Three children and three adults are dead, gunned down in a Christian elementary school in Nashville by a human being who had no business possessing two assault-style rifles and a handgun.
“But, but, but…the Second Amendment,” some will scream, like a myopic, zombified Greek chorus.
Hang your Second Amendment. It’s Monday in America, there has been yet another school shooting. Children are dead. The students who weren’t shot are forever changed by the trauma, and plenty more people across the country will be killed by gunfire in the days to come because, as I wrote a few words earlier, it’s Monday in America, and we have a whole damn week to go.
Another school shooting, and you want me to hold back on my anger?
“Thoughts and prayers!
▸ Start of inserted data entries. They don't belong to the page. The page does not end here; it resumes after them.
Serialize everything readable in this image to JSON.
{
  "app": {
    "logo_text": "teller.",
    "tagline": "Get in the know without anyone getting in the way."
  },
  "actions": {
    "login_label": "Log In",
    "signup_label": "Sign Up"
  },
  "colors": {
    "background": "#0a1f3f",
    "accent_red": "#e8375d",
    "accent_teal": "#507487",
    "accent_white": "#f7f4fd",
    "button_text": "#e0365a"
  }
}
Don’t politicize this!” the people will crow.
Nuts to that. The thoughts-and-prayers, it’s-too-soon-to-talk-about-it ship sailed several hundred mass shootings ago. I’m mad now.
And I’m not waiting for permission to tweet or write or holler about how reckless, how ridiculous, how bloody twisted it is that we inhabit a country where people treat the tool used to murder other people in schools, in churches, in malls, at concerts, in movie theaters, on street corners and in their homes as a sacred possession that must not be regulated, that should be protected as an icon of America, like a bald eagle that spits lead.
The Nashville school shooting doesn’t happen without the guns
Now the chorus is really riled: “You can’t blame the guns!”
Like hell, I can’t.
This latest alleged school shooter is a 28-year-old from Nashville who police say had the two rifles and the handgun, entered the Covenant School and, in short order, shot and killed three little kids and three adults before being shot to death by officers.
Do I blame the shooter? Of course I do. But if there’s one thing I’ve noticed about shootings in America, one unmistakable through-line, it’s the presence of one or more guns. Absent the guns that so many states have made easy-as-pie to get, these shootings would be distinctly different, in that they wouldn’t be shootings.
C’mon, America. It’s time to admit you have a gun problem
“Oh, if it wasn’t a gun the killer would just use a knife or something else,” the chorus moans.
FINE! I’m happy to take that chance. A knife isn’t going to do near the same damage as a pair of AR-15s in the hands of a violent person. And also: What kind of dumb argument is that? That’s like saying, “Well, I’m not going to baby-proof these electrical outlets because my toddler could just was easily get electrocuted by walking outside and holding a metal pole in a lightning storm.”
Maybe — just maybe — it’s time to admit the reason this daily carnage is happening in our schools and in virtually every imaginable space in America is because we treat guns with more reverence than we treat our fellow human’s right to keep living.
The GOP’s reverence to guns is why nothing ever changes
Republican lawmakers continue to fight with gusto to eliminate every reasonable restriction on buying and carrying firearms, including in Tennessee where this most recent mass shooting happened. Republicans in the state have proposed expanding the concealed carry law to allow rifles rather than just handguns.
Want fewer shootings?:Pass tougher gun laws. Our research shows lax laws fuel violence.
Meanwhile, they’re working hard to restrict things they say are harmful to children, like drag shows. Earlier this month, Tennessee became the first state to restrict public drag shows.
U.S. Rep. Marjorie Taylor Greene’s response to the Nashville school shooting? She tweeted: “How many more children have to murdered before Democrats will agree to protect children at schools the same way good guys with guns protect the President and others?” Yes. Battle-ready teachers are for sure the answer.
Republican Sen. Rick Scott tweeted: “We need to consider an automatic death penalty for school shooters. Life in prison is not enough for the deranged monsters who go into our schools to kill innocent kids & educators.” The Nashville shooter was shot and killed by police, Senator Einstein. What are you going to do, kill her twice?
If the Republican Party addressed gun violence with a third the energy it puts into battling “wokeness,” we might be able to make progress. But they won’t, and we won’t, at least not until people start caring enough about avoidable tragedies like the Covenant School shooting to vote for people who will end this madness.
We’ll learn more in the days to come about why a person decided to open fire in an elementary school in Nashville. But we already know enough, from this horrific scene and all those that came before it, to place the blame.
“Don’t you jump to conclusions!” the chorus wails.
Nah. It’s not even a jump. It’s the guns. It has always been the guns. And until we treat them like the deadly tools we know they are, it will always be the guns.